Se señaló que Pfizer dice en la etiqueta de su vacuna que los datos disponibles sobre la vacuna «administrada a mujeres embarazadas son insuficientes para informar los riesgos asociados a la vacuna durante el embarazo».

Los investigadores de los CDC concluyeron que sus hallazgos no mostraban ninguna señal de seguridad obvia entre las mujeres embarazadas que recibieron las vacunas Pfizer o Moderna. Dijeron que sus hallazgos no representaban necesariamente la posición de los CDC, pero la agencia enlaza con el estudio en su sitio web y lo utilizó para promover la vacunación en mujeres embarazadas.

El Dr. Brock y el Dr. Thornley están totalmente en desacuerdo y afirman que teniendo en cuenta las pruebas presentadas en su análisis, sugieren la «existencia inmediata del uso de la vacuna contra el ARNm durante el embarazo (Categoría X)[41] y las que amamantan, junto con la retirada de las vacunas contra el ARNm a niños o en edad fértil en la población general, hasta que se establezcan datos más convincentes relacionados con la seguridad y los impactos a largo plazo en la fertilidad, el embarazo y la reproducción en estos grupos».

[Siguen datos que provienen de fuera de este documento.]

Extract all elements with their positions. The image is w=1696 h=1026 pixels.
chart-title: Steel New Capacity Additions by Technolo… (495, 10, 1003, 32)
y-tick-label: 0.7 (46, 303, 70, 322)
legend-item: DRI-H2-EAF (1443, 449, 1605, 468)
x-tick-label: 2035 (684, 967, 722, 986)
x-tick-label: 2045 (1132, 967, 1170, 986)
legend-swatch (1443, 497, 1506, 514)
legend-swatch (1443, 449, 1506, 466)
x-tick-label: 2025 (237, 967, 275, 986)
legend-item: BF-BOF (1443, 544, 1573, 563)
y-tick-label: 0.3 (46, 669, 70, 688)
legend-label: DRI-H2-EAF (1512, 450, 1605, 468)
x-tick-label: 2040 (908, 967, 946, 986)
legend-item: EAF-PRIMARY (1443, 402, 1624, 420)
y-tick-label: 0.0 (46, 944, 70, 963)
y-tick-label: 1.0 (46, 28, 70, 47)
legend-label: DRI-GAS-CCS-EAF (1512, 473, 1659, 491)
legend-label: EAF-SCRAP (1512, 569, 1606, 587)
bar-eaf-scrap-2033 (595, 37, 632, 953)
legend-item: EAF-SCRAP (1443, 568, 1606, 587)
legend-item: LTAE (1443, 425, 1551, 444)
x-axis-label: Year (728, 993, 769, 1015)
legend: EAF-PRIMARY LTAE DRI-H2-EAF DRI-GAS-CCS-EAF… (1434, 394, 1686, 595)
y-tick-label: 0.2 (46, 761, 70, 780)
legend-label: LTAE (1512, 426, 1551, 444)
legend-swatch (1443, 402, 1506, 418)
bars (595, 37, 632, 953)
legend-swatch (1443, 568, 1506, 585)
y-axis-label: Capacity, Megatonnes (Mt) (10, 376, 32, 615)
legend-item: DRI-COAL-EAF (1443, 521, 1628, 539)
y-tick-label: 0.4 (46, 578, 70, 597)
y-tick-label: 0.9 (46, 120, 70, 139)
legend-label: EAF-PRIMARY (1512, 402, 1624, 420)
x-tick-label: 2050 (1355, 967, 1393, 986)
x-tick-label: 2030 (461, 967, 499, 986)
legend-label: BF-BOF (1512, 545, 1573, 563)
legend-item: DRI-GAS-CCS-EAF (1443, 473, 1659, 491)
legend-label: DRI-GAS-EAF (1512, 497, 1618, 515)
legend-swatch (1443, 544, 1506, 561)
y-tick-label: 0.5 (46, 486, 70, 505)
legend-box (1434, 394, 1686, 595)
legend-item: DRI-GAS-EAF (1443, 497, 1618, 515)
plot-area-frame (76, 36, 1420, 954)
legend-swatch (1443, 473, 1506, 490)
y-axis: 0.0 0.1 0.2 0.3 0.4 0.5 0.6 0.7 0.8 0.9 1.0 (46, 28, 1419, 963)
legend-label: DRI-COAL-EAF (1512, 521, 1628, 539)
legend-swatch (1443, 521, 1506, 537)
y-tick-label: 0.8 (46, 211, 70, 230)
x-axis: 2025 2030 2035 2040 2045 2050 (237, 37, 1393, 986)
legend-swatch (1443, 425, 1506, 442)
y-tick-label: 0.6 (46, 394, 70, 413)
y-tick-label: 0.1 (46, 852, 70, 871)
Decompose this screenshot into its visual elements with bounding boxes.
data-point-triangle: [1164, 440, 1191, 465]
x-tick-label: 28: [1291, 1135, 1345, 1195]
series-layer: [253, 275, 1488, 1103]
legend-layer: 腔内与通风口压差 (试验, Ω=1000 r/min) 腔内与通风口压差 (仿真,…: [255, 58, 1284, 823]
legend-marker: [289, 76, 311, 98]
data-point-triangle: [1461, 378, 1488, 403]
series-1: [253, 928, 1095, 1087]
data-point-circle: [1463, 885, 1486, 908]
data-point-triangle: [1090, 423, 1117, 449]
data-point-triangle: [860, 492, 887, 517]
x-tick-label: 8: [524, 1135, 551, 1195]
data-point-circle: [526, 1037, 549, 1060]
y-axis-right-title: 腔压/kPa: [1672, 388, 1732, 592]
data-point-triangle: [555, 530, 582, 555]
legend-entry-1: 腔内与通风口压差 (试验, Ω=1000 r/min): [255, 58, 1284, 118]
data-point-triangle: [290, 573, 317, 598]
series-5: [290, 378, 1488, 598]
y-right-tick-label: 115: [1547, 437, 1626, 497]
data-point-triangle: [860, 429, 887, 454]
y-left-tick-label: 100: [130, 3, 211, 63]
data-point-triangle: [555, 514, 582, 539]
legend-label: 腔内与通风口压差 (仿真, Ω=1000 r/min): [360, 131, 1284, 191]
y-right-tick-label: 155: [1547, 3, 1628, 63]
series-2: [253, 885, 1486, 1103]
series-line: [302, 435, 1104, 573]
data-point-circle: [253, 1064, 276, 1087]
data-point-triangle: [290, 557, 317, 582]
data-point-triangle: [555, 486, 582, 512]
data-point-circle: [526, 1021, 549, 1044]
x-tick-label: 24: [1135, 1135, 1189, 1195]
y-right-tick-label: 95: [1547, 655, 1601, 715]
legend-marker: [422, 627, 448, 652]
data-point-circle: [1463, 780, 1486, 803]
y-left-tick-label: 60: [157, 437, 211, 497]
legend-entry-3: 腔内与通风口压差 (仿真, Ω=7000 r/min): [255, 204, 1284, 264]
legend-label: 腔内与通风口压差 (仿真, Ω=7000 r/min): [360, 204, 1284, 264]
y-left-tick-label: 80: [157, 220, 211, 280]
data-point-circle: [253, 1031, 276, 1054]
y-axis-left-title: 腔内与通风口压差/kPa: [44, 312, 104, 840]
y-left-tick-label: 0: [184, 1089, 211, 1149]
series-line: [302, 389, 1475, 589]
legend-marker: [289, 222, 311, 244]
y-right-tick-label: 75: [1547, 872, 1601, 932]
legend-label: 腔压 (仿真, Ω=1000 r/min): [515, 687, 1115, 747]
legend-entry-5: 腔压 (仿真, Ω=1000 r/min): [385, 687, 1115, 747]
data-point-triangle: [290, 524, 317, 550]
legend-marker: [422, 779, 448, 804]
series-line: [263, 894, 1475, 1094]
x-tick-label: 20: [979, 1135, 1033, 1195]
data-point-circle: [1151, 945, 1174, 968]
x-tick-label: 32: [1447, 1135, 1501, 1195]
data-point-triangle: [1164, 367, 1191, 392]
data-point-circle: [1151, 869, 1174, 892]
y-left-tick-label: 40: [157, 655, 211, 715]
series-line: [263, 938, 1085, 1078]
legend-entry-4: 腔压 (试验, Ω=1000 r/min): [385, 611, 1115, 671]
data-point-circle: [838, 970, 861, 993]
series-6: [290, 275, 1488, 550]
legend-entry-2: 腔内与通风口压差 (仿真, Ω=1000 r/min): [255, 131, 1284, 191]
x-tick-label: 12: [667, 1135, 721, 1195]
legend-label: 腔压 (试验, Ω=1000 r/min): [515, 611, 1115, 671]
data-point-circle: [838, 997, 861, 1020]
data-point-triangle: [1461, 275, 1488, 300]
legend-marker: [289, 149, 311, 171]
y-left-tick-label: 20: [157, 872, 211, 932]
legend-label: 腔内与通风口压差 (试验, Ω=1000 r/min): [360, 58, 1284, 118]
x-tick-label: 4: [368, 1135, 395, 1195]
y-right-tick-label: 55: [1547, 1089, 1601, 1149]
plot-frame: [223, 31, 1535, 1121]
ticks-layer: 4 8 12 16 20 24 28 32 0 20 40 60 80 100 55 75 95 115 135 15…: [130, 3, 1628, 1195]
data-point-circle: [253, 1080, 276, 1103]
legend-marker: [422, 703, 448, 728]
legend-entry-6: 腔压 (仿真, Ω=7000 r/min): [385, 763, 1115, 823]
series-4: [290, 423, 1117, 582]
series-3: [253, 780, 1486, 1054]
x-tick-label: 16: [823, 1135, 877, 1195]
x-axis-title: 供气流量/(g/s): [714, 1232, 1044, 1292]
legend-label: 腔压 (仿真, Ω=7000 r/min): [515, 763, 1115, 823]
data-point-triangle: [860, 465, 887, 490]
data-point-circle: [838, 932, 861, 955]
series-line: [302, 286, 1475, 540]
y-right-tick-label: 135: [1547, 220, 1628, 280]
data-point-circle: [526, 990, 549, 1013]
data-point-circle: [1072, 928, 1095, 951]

Según los últimos datos de la tarjeta amarilla de la MHRA, que incluyen informes de reacciones adversas a las vacunas contra la Covid-19 (estimados entre el 1 y el 10% de las reacciones adversas) presentados hasta el 28 de octubre de 2021, un total de 623 mujeres han informado haber sufrido un aborto espontáneo como reacción adversa a una inyección de Covid-19.

Esto incluye 369 informes realizados contra la inyección de ARNm de Pfizer.

Pfizer

Fuente – Página 73

Doscientos quince informes realizados contra la inyección vectorial viral de AstraZeneca.

AstraZeneca.

Fuente – Página 90

Treinta y siete contra la inyección de ARNm Moderna

Moderna.

Fuente – Página 35

Y 2 donde la marca de la vacuna Covid-19 no se especificó en el informe.

Fuente – Página 26

La pregunta es, ¿cuántos de estos abortos espontáneos se sufrieron después del uso de un estudio en el que los científicos de los CDC manipularon los datos para justificar la seguridad de administrar una vacuna contra el Covid-19 durante el embarazo?